How to Enable DNS-over-HTTPS (DoH) in Mozilla Firefox

When you visit a website, the web browser first translates the domain name (such as yahoo.com) to the IP address using the DNS server configured in your operating system. We actually offer a free tool Public DNS Server Tool that helps you quickly configure your Windows system to use one of the publicly available DNS servers.

But now Firefox browser (starting from version 62) has come up with a new feature called Trusted Recursive Resolver (TRR) which sets Firefox to use a secure DNS server of its own. For this feature, all the DNS resolution requests are sent over HTTPS and this is why only a DNS over HTTPS (DoH) complaint server can be used for this feature.

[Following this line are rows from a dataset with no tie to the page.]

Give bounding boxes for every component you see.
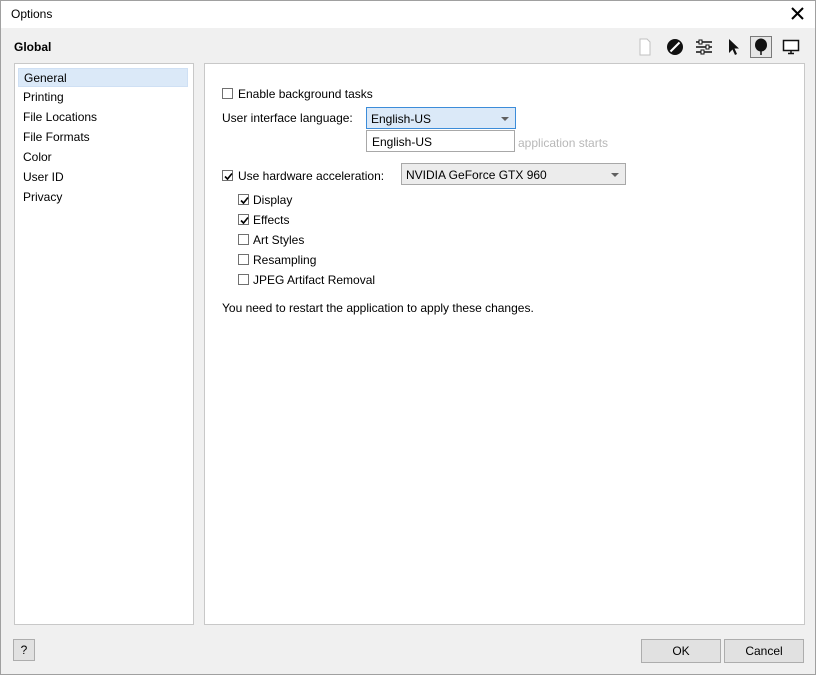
ui-language-dropdown: English-US xyxy=(366,130,515,152)
ui-language-select[interactable]: English-US xyxy=(366,107,516,129)
effects-label: Effects xyxy=(253,213,290,227)
ui-language-value: English-US xyxy=(371,112,432,126)
display-label: Display xyxy=(253,193,293,207)
chevron-down-icon xyxy=(611,173,619,177)
jpeg-artifact-checkbox[interactable] xyxy=(238,274,249,285)
page-icon[interactable] xyxy=(634,36,656,58)
gpu-select[interactable]: NVIDIA GeForce GTX 960 xyxy=(401,163,626,185)
resampling-checkbox[interactable] xyxy=(238,254,249,265)
resampling-label: Resampling xyxy=(253,253,317,267)
background-tasks-label: Enable background tasks xyxy=(238,87,373,101)
options-dialog: Options Global General Printing File Loc… xyxy=(0,0,816,675)
nav-item-privacy[interactable]: Privacy xyxy=(18,188,188,207)
sliders-icon[interactable] xyxy=(693,36,715,58)
nav-item-general[interactable]: General xyxy=(18,68,188,87)
art-styles-checkbox[interactable] xyxy=(238,234,249,245)
language-option[interactable]: English-US xyxy=(372,135,432,149)
restart-note: You need to restart the application to a… xyxy=(222,301,534,315)
cancel-button[interactable]: Cancel xyxy=(724,639,804,663)
window-title: Options xyxy=(11,7,53,21)
title-bar: Options xyxy=(1,1,815,28)
no-entry-icon[interactable] xyxy=(664,36,686,58)
toolbar: Global xyxy=(1,28,815,60)
language-hint-text: application starts xyxy=(518,136,609,150)
ok-button[interactable]: OK xyxy=(641,639,721,663)
ui-language-label: User interface language: xyxy=(222,111,353,125)
monitor-icon[interactable] xyxy=(780,36,802,58)
hw-accel-checkbox[interactable] xyxy=(222,170,233,181)
hw-accel-label: Use hardware acceleration: xyxy=(238,169,385,183)
balloon-icon[interactable] xyxy=(750,36,772,58)
background-tasks-checkbox[interactable] xyxy=(222,88,233,99)
nav-item-printing[interactable]: Printing xyxy=(18,88,188,107)
category-list: General Printing File Locations File For… xyxy=(14,63,194,625)
chevron-down-icon xyxy=(501,117,509,121)
close-icon[interactable] xyxy=(787,3,809,25)
display-checkbox[interactable] xyxy=(238,194,249,205)
nav-item-file-formats[interactable]: File Formats xyxy=(18,128,188,147)
nav-item-user-id[interactable]: User ID xyxy=(18,168,188,187)
nav-item-file-locations[interactable]: File Locations xyxy=(18,108,188,127)
nav-item-color[interactable]: Color xyxy=(18,148,188,167)
art-styles-label: Art Styles xyxy=(253,233,305,247)
help-button[interactable]: ? xyxy=(13,639,35,661)
effects-checkbox[interactable] xyxy=(238,214,249,225)
gpu-value: NVIDIA GeForce GTX 960 xyxy=(406,168,547,182)
pointer-icon[interactable] xyxy=(722,36,744,58)
section-title: Global xyxy=(14,40,52,54)
jpeg-artifact-label: JPEG Artifact Removal xyxy=(253,273,376,287)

Here is how you can enable DoH in Firefox browser:

  1. Type about:config in the address bar and press Enter.
  2. When warning appears, click on the I accept the risk button.
  3. In the search box type trr to find the settings we want.Enable DNS over HTTPS in Firefox
  4. Double-click on network.trr.mode and set its value to 2.
  5. Double-click on network.trr.uri and set its value to https://mozilla.cloudflare-dns.com/dns-query.
  6. That’s it, your Firefox browser is all set to use DoH. You can now check which DNS server Firefox is using by visiting http://www.whatsmydnsserver.com/.Enable DNS over HTTPS in Firefox

By setting the network.trr.mode to 2, you instruct Firefox to use a fallback mode – it first tries DoH server but if it fails, then it uses the insecure DNS server configured for your network interface. If you want Firefox to use only and only DoH, then you can set network.trr.mode to 3.

The network.trr.uri setting is used to specify the DoH server. Currently, there are only two DoH servers available for everyone – Cloudflare server (https://mozilla.cloudflare-dns.com/dns-query) and Google’s server (https://dns.google.com/experimental). The latter is experimental and sometimes fails to work.

By enabling DoH in Firefox, all the DNS traffic is transferred over secure HTTPS protocol and prevents your ISP or any third party to find out which domains you are trying to access. While this gives you more privacy, some experts are concerned that it will lead everyone’s DNS traffic to be read by Cloudflare.